急にそんな事をばーっと思い出して泣きそうになっていると、結晴君が「凪ちゃん…」とオロオロしてしまった。
「ごめん、結晴君、なんだか、無理してたみたい。急に色んな事が起こって。結海ちゃんが助けてくれて、でも、緊張してたのかな。会社に休み明けに行くのが怖くなってて。なんて言おう、とか、何か言われるのかなとか」
「大丈夫、何か言われたらこの名刺見せていいから。で、俺に電話するように言って。ね。大丈夫だから」
「うん、ありがとう」
優しくそう言われて私はどうにか涙を流さずに済んだ。それからも何点か結晴君に質問され、確認をされノートパソコンにカタカタと打ち込むと、パタンと閉じた。
「凪ちゃん、頑張ったね。ちゃんと相談出来るって言うのは良い事だよ。
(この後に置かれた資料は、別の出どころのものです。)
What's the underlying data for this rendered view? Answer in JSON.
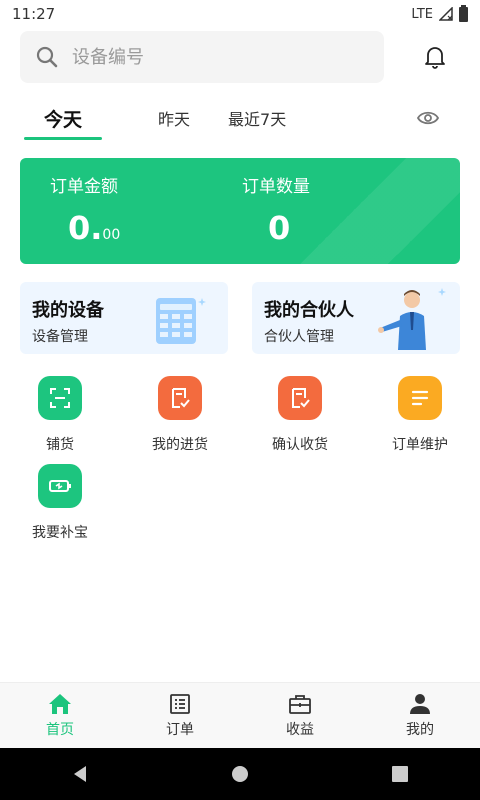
{
  "status_bar": {
    "time": "11:27",
    "network": "LTE"
  },
  "search": {
    "placeholder": "设备编号"
  },
  "tabs": [
    {
      "label": "今天",
      "active": true
    },
    {
      "label": "昨天",
      "active": false
    },
    {
      "label": "最近7天",
      "active": false
    }
  ],
  "stats": {
    "amount_label": "订单金额",
    "amount_int": "0.",
    "amount_dec": "00",
    "count_label": "订单数量",
    "count_value": "0"
  },
  "cards": [
    {
      "title": "我的设备",
      "subtitle": "设备管理"
    },
    {
      "title": "我的合伙人",
      "subtitle": "合伙人管理"
    }
  ],
  "grid_items": [
    {
      "label": "铺货",
      "icon": "scan-icon",
      "color": "#1dc57f"
    },
    {
      "label": "我的进货",
      "icon": "receipt-check-icon",
      "color": "#f36b3e"
    },
    {
      "label": "确认收货",
      "icon": "receipt-check-icon",
      "color": "#f36b3e"
    },
    {
      "label": "订单维护",
      "icon": "list-icon",
      "color": "#fbaa22"
    },
    {
      "label": "我要补宝",
      "icon": "battery-icon",
      "color": "#1dc57f"
    }
  ],
  "bottom_nav": [
    {
      "label": "首页",
      "icon": "home-icon",
      "active": true
    },
    {
      "label": "订单",
      "icon": "order-list-icon",
      "active": false
    },
    {
      "label": "收益",
      "icon": "briefcase-icon",
      "active": false
    },
    {
      "label": "我的",
      "icon": "user-icon",
      "active": false
    }
  ],
  "colors": {
    "accent": "#1bc47d",
    "card_bg": "#eef6ff",
    "orange": "#f36b3e",
    "yellow": "#fbaa22"
  }
}
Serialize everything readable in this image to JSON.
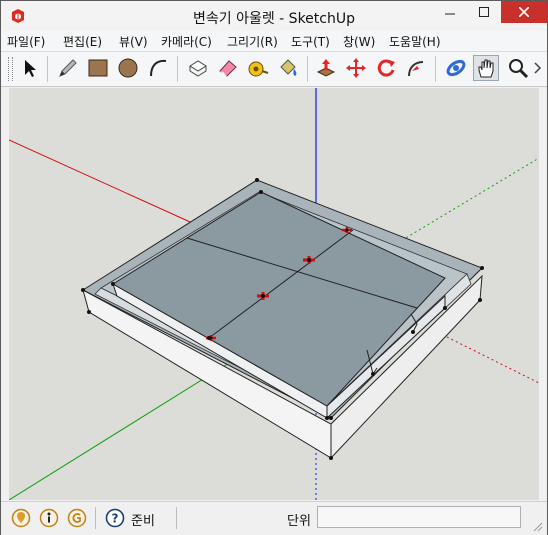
{
  "window": {
    "title": "변속기 아울렛 - SketchUp"
  },
  "menu": {
    "items": [
      "파일(F)",
      "편집(E)",
      "뷰(V)",
      "카메라(C)",
      "그리기(R)",
      "도구(T)",
      "창(W)",
      "도움말(H)"
    ]
  },
  "toolbar": {
    "tools": [
      "select-tool",
      "line-tool",
      "rectangle-tool",
      "circle-tool",
      "arc-tool",
      "make-component-tool",
      "eraser-tool",
      "tape-measure-tool",
      "paint-bucket-tool",
      "push-pull-tool",
      "move-tool",
      "rotate-tool",
      "follow-me-tool",
      "orbit-tool",
      "pan-tool",
      "zoom-tool"
    ],
    "active_tool": "pan-tool"
  },
  "status": {
    "icons": [
      "geo-location-icon",
      "credits-icon",
      "account-icon",
      "help-icon"
    ],
    "text": "준비",
    "measurements_label": "단위",
    "measurements_value": ""
  },
  "colors": {
    "viewport_background": "#dcdcd8",
    "model_face": "#8b99a1",
    "red_axis": "#d01010",
    "green_axis": "#10a010",
    "blue_axis": "#1020e0",
    "close_button": "#c7302b"
  }
}
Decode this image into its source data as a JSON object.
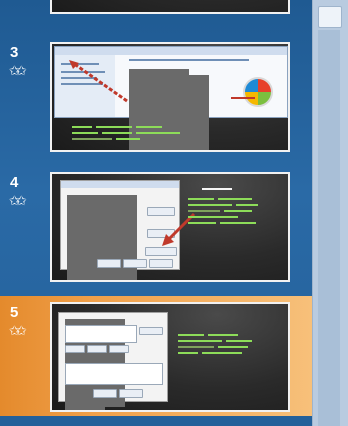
{
  "slides": [
    {
      "number": ""
    },
    {
      "number": "3",
      "star": "✩✩"
    },
    {
      "number": "4",
      "star": "✩✩"
    },
    {
      "number": "5",
      "star": "✩✩",
      "selected": true
    }
  ],
  "colors": {
    "panel_bg": "#1f5a92",
    "selected_bg": "#e48a2c",
    "thumb_bg": "#2b2b2b",
    "text_green": "#8ddc59",
    "arrow_red": "#c0392b"
  }
}
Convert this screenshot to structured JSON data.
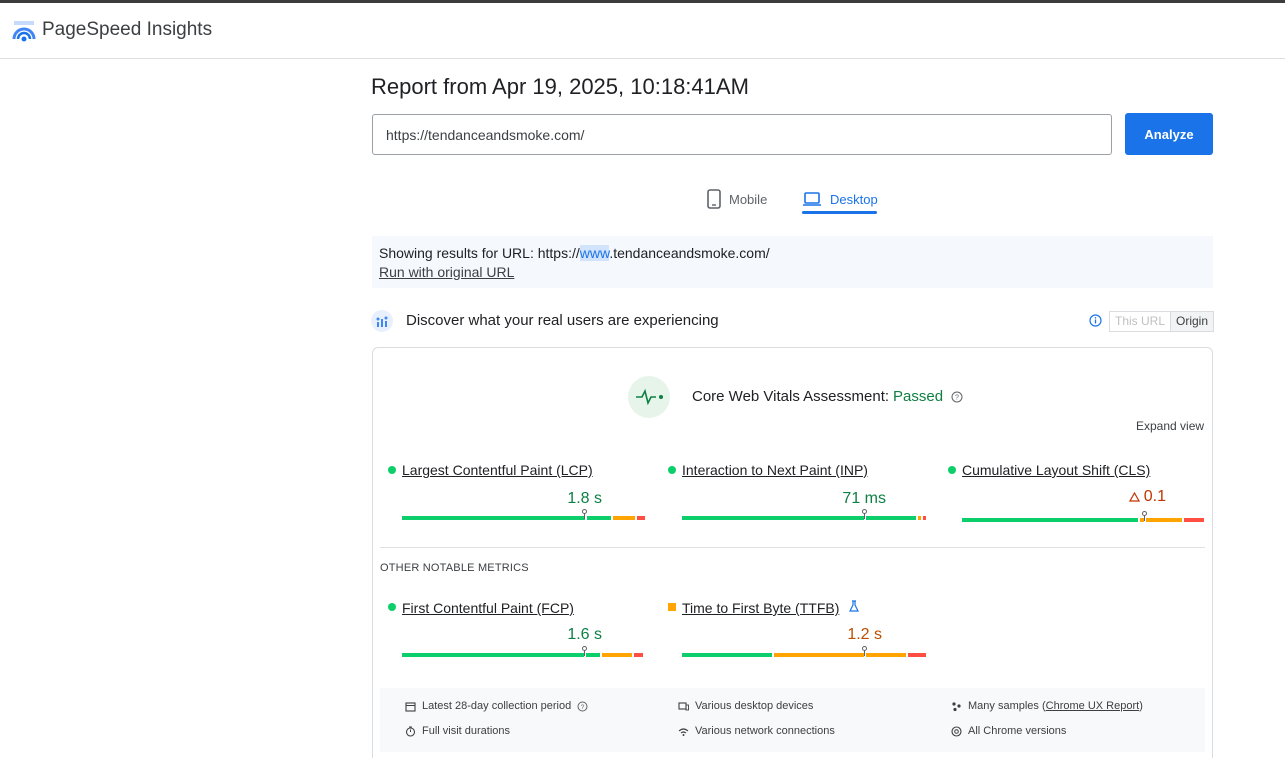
{
  "app": {
    "title": "PageSpeed Insights"
  },
  "report": {
    "title": "Report from Apr 19, 2025, 10:18:41AM"
  },
  "search": {
    "url_value": "https://tendanceandsmoke.com/",
    "analyze_label": "Analyze"
  },
  "tabs": [
    {
      "label": "Mobile",
      "active": false,
      "icon": "phone-icon"
    },
    {
      "label": "Desktop",
      "active": true,
      "icon": "laptop-icon"
    }
  ],
  "notice": {
    "prefix": "Showing results for URL: https://",
    "highlight": "www",
    "suffix": ".tendanceandsmoke.com/",
    "link": "Run with original URL"
  },
  "crux": {
    "title": "Discover what your real users are experiencing",
    "toggle": {
      "this_url": "This URL",
      "origin": "Origin",
      "selected": "Origin"
    }
  },
  "assessment": {
    "label": "Core Web Vitals Assessment:",
    "status": "Passed",
    "expand": "Expand view"
  },
  "core_metrics": [
    {
      "name": "Largest Contentful Paint (LCP)",
      "value": "1.8 s",
      "rating": "good",
      "dist": {
        "good": 0.77,
        "ni": 0.1,
        "poor": 0.04
      }
    },
    {
      "name": "Interaction to Next Paint (INP)",
      "value": "71 ms",
      "rating": "good",
      "dist": {
        "good": 0.96,
        "ni": 0.03,
        "poor": 0.01
      }
    },
    {
      "name": "Cumulative Layout Shift (CLS)",
      "value": "0.1",
      "rating": "needs-improvement",
      "dist": {
        "good": 0.75,
        "ni": 0.16,
        "poor": 0.09
      }
    }
  ],
  "other": {
    "title": "OTHER NOTABLE METRICS",
    "metrics": [
      {
        "name": "First Contentful Paint (FCP)",
        "value": "1.6 s",
        "rating": "good"
      },
      {
        "name": "Time to First Byte (TTFB)",
        "value": "1.2 s",
        "rating": "needs-improvement"
      }
    ]
  },
  "footer": {
    "period": "Latest 28-day collection period",
    "durations": "Full visit durations",
    "devices": "Various desktop devices",
    "connections": "Various network connections",
    "samples_prefix": "Many samples (",
    "samples_link": "Chrome UX Report",
    "samples_suffix": ")",
    "versions": "All Chrome versions"
  },
  "colors": {
    "accent": "#1a73e8",
    "good": "#0cce6b",
    "average": "#ffa400",
    "poor": "#ff4e42",
    "good_text": "#0d8043"
  }
}
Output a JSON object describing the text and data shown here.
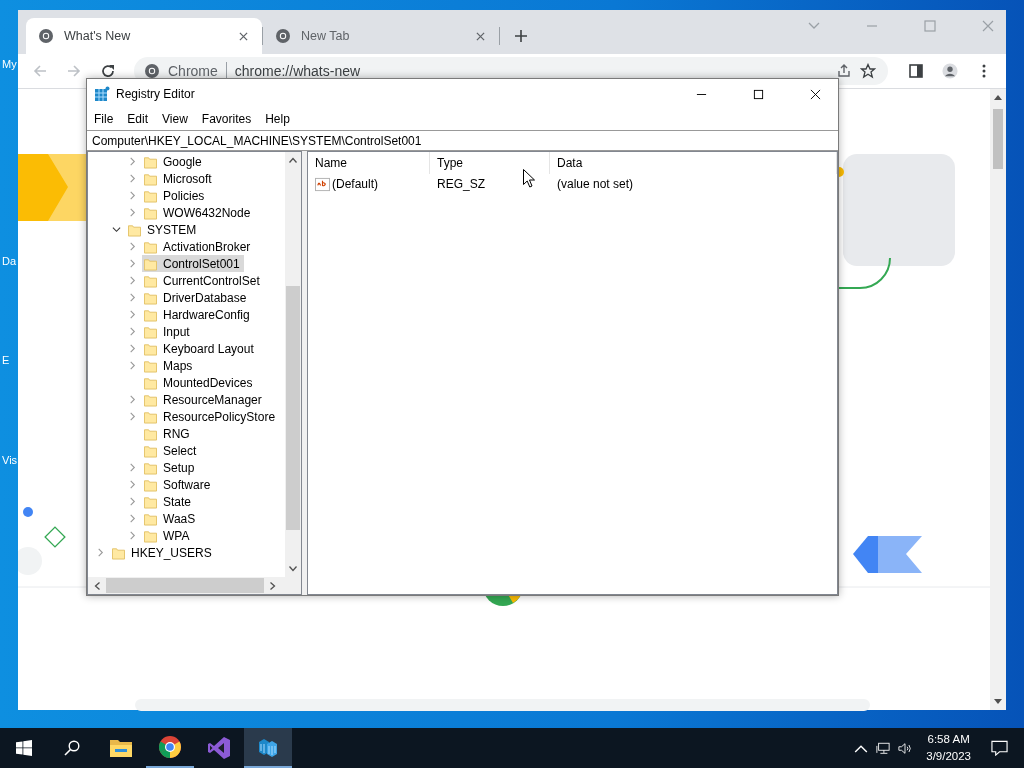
{
  "desktop": {
    "icon_labels": [
      "My",
      "Da",
      "E",
      "Vis"
    ]
  },
  "browser": {
    "tabs": [
      {
        "title": "What's New",
        "selected": true
      },
      {
        "title": "New Tab",
        "selected": false
      }
    ],
    "omnibox": {
      "chip": "Chrome",
      "url": "chrome://whats-new"
    }
  },
  "registry_editor": {
    "title": "Registry Editor",
    "menu": [
      "File",
      "Edit",
      "View",
      "Favorites",
      "Help"
    ],
    "address": "Computer\\HKEY_LOCAL_MACHINE\\SYSTEM\\ControlSet001",
    "tree": [
      {
        "children": [
          {
            "children": [
              {
                "label": "Google",
                "expandable": true,
                "selected": false
              },
              {
                "label": "Microsoft",
                "expandable": true,
                "selected": false
              },
              {
                "label": "Policies",
                "expandable": true,
                "selected": false
              },
              {
                "label": "WOW6432Node",
                "expandable": true,
                "selected": false
              }
            ]
          },
          {
            "label": "SYSTEM",
            "expandable": true,
            "expanded": true,
            "selected": false,
            "children": [
              {
                "label": "ActivationBroker",
                "expandable": true,
                "selected": false
              },
              {
                "label": "ControlSet001",
                "expandable": true,
                "selected": true
              },
              {
                "label": "CurrentControlSet",
                "expandable": true,
                "selected": false
              },
              {
                "label": "DriverDatabase",
                "expandable": true,
                "selected": false
              },
              {
                "label": "HardwareConfig",
                "expandable": true,
                "selected": false
              },
              {
                "label": "Input",
                "expandable": true,
                "selected": false
              },
              {
                "label": "Keyboard Layout",
                "expandable": true,
                "selected": false
              },
              {
                "label": "Maps",
                "expandable": true,
                "selected": false
              },
              {
                "label": "MountedDevices",
                "expandable": false,
                "selected": false
              },
              {
                "label": "ResourceManager",
                "expandable": true,
                "selected": false
              },
              {
                "label": "ResourcePolicyStore",
                "expandable": true,
                "selected": false
              },
              {
                "label": "RNG",
                "expandable": false,
                "selected": false
              },
              {
                "label": "Select",
                "expandable": false,
                "selected": false
              },
              {
                "label": "Setup",
                "expandable": true,
                "selected": false
              },
              {
                "label": "Software",
                "expandable": true,
                "selected": false
              },
              {
                "label": "State",
                "expandable": true,
                "selected": false
              },
              {
                "label": "WaaS",
                "expandable": true,
                "selected": false
              },
              {
                "label": "WPA",
                "expandable": true,
                "selected": false
              }
            ]
          }
        ]
      },
      {
        "label": "HKEY_USERS",
        "expandable": true,
        "selected": false
      }
    ],
    "columns": [
      "Name",
      "Type",
      "Data"
    ],
    "values": [
      {
        "kind": "string",
        "name": "(Default)",
        "type": "REG_SZ",
        "data": "(value not set)"
      }
    ]
  },
  "taskbar": {
    "apps": [
      {
        "kind": "explorer",
        "running": false,
        "active": false
      },
      {
        "kind": "chrome",
        "running": true,
        "active": false
      },
      {
        "kind": "visual-studio",
        "running": false,
        "active": false
      },
      {
        "kind": "registry",
        "running": true,
        "active": true
      }
    ],
    "clock": {
      "time": "6:58 AM",
      "date": "3/9/2023"
    }
  }
}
おそらく、会社が動いてくれているのなら、俺の仕事は少ないと思う。さあ、甘い物食べようか。騒がしい奴が帰ってきた」
眼鏡をくいっとあげて私の後ろを結晴君が指さすと、クレープにアイス、ドーナッツの紙袋にタピオカのジュースと、沢山抱えた結海ちゃんがにこにこしながら歩いて来ていた。